Dafür mussten vielmehr zwei weitere Faktoren hinzukommen:

  • Hochpräzise Simulationsverfahren, die auf immer leistungsfähigeren Computern erlauben, immer größere Zeit- und Längenskalen der Werkstoffentwicklung abzubilden.
  • Zunehmend detaillierte und dennoch leistungsfähige Werkstoffmodelle, die auch komplexe Prozesse der inneren Werkstoffumwandlung simulieren können.

Beide Faktoren waren und sind eng miteinander verknüpft: Steigende Rechnerkapazitäten haben es möglich gemacht, Simulationen von Werkstoffen auf immer größere Zeit- und Längenskalen auszuweiten und dadurch zunehmend präzise Informationen über deren Eigenschaften und Verhaltensweisen zu gewinnen. Diese Entwicklung führte dazu, dass die Ergebnisse von Experimenten immer besser vergleichbar wurden.

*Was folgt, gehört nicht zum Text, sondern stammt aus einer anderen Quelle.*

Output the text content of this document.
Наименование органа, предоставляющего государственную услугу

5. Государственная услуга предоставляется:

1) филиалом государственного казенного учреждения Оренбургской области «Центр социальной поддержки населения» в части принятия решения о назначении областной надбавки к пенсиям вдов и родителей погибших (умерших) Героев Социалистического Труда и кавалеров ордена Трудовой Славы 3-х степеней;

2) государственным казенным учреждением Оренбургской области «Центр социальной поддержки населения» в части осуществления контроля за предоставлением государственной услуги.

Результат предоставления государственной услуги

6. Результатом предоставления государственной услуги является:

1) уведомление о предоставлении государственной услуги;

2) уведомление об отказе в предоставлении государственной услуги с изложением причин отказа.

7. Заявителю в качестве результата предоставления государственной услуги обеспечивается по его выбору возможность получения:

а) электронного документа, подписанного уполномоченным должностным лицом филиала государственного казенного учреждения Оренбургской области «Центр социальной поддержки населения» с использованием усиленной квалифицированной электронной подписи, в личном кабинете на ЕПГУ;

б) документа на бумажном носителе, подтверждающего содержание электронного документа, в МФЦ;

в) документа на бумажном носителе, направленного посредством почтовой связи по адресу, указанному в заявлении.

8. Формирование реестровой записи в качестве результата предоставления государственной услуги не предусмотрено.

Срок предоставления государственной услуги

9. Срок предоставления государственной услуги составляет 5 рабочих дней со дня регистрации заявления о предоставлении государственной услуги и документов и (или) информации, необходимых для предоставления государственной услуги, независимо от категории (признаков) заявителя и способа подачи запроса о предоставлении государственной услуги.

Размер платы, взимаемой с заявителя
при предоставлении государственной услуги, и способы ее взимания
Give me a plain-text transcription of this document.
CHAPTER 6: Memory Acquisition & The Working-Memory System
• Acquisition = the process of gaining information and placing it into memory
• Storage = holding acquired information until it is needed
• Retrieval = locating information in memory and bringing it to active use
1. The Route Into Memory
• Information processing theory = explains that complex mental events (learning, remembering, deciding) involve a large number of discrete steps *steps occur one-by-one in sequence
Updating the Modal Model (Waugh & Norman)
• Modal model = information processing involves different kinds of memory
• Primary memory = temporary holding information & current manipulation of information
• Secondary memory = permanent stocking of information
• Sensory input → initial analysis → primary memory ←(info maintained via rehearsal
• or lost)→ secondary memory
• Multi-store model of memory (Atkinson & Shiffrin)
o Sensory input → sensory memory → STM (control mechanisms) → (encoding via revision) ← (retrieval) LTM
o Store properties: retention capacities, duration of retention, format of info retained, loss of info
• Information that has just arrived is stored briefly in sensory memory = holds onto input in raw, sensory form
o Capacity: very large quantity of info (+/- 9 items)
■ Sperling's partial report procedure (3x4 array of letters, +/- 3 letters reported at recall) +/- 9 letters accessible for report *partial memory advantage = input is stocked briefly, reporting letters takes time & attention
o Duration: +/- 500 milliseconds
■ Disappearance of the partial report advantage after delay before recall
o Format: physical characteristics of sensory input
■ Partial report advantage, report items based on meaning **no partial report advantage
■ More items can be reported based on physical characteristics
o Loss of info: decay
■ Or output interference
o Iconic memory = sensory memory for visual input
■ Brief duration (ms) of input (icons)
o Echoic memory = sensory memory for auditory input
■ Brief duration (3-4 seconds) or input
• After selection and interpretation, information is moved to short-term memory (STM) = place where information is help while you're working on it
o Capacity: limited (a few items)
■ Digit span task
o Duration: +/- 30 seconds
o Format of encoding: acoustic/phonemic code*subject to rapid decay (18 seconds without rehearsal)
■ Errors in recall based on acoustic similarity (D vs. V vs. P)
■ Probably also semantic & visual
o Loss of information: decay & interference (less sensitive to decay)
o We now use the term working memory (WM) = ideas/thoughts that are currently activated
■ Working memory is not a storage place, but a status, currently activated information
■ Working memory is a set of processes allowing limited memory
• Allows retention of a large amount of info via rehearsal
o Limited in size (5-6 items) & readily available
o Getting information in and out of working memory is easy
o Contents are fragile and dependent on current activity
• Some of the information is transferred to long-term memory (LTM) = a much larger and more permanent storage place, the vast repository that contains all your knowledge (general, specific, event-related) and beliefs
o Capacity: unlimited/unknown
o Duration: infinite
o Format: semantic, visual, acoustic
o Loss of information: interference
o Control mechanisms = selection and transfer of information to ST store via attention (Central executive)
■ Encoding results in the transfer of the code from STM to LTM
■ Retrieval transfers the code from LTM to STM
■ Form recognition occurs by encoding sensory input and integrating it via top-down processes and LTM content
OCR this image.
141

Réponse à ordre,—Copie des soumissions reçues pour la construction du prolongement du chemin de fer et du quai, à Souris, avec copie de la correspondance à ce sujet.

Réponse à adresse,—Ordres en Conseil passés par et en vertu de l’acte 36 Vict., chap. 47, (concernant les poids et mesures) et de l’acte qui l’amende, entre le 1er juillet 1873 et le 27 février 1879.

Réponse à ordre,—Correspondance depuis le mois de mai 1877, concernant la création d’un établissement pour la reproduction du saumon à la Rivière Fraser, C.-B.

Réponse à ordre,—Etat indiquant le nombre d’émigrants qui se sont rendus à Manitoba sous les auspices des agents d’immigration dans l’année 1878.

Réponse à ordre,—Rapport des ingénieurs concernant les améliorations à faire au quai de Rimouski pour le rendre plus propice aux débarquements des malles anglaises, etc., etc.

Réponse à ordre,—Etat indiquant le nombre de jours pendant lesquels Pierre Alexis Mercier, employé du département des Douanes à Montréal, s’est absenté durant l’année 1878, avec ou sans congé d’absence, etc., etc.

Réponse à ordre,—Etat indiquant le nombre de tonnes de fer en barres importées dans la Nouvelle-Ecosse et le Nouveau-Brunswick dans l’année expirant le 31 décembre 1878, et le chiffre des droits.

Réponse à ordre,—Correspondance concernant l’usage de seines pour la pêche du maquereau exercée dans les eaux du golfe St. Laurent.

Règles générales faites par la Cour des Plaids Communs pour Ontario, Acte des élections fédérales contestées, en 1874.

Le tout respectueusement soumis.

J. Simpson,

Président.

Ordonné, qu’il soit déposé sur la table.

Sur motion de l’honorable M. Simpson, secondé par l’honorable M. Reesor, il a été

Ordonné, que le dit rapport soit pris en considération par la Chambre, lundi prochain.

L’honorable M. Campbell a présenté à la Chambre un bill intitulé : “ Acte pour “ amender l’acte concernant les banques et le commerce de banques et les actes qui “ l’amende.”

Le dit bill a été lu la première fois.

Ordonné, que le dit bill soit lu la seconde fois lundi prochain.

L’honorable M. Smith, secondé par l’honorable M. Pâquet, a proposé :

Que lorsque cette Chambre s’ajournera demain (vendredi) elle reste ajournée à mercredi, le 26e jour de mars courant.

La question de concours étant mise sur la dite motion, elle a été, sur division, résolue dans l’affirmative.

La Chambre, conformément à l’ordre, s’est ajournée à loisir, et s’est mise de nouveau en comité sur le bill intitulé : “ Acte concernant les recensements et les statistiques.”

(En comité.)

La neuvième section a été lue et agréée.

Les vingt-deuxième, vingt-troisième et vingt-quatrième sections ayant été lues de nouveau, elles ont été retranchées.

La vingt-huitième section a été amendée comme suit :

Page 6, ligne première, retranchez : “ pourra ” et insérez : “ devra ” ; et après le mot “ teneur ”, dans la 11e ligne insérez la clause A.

Dies wiederum war eine wesentliche Voraussetzung dafür, dass schrittweise für alle wichtigen Längen- und Zeitskalen der Werkstoffbeschreibung validierte Modelle etabliert werden konnten - im quantenmechanischen und im atomaren Bereich, in mesoskopischen Größenordnungen, bis hin zum Kontinuumsbereich oberhalb von 1 Mikrometer. [1] Zudem konnten übergreifende Modellbeschreibungen entwickelt werden, die diese Skalen miteinander verbinden. [2] Sie tragen heute zur Lösung einer der zentralen Herausforderungen bei, der sich die europäischen Werkstoffindustriebranchen infolge der Globalisierung ihrer Märkte stellen müssen: in immer kürzeren Zeitzyklen leistungsfähigere Werkstoffe zu entwickeln - mit spezifischen Eigenschaften, die noch präziser als bisher auf definierte Anwendungen hin zugeschnitten sind.


Der Blick nach vorn: Fortschritte durch Experimente

Über Jahrhunderte wurden Werkstoffe und die dazugehörigen Prozesse prinzipiell auf die gleiche Weise entwickelt und weiterentwickelt. Die Abfolge von 'Versuch und Irrtum' ermöglichte und beförderte den Erkenntnisfortschritt. Am Beispiel der zunehmend elaborierten Legierungen für antike Schwerter lässt sich das verdeutlichen: Man änderte die Anteile der Materialien, fügte neue hinzu, erprobte verbesserte Schmiedetechniken - und maß das Ergebnis an der resultierenden Werkstoffbeschaffenheit. Die Denkweise war immer nach vorn gerichtet: ausgehend von der Gegenwart des Experimentierens und Machens hin zu einem angestrebten, erst in der Zukunft verifizierbaren Erfolg.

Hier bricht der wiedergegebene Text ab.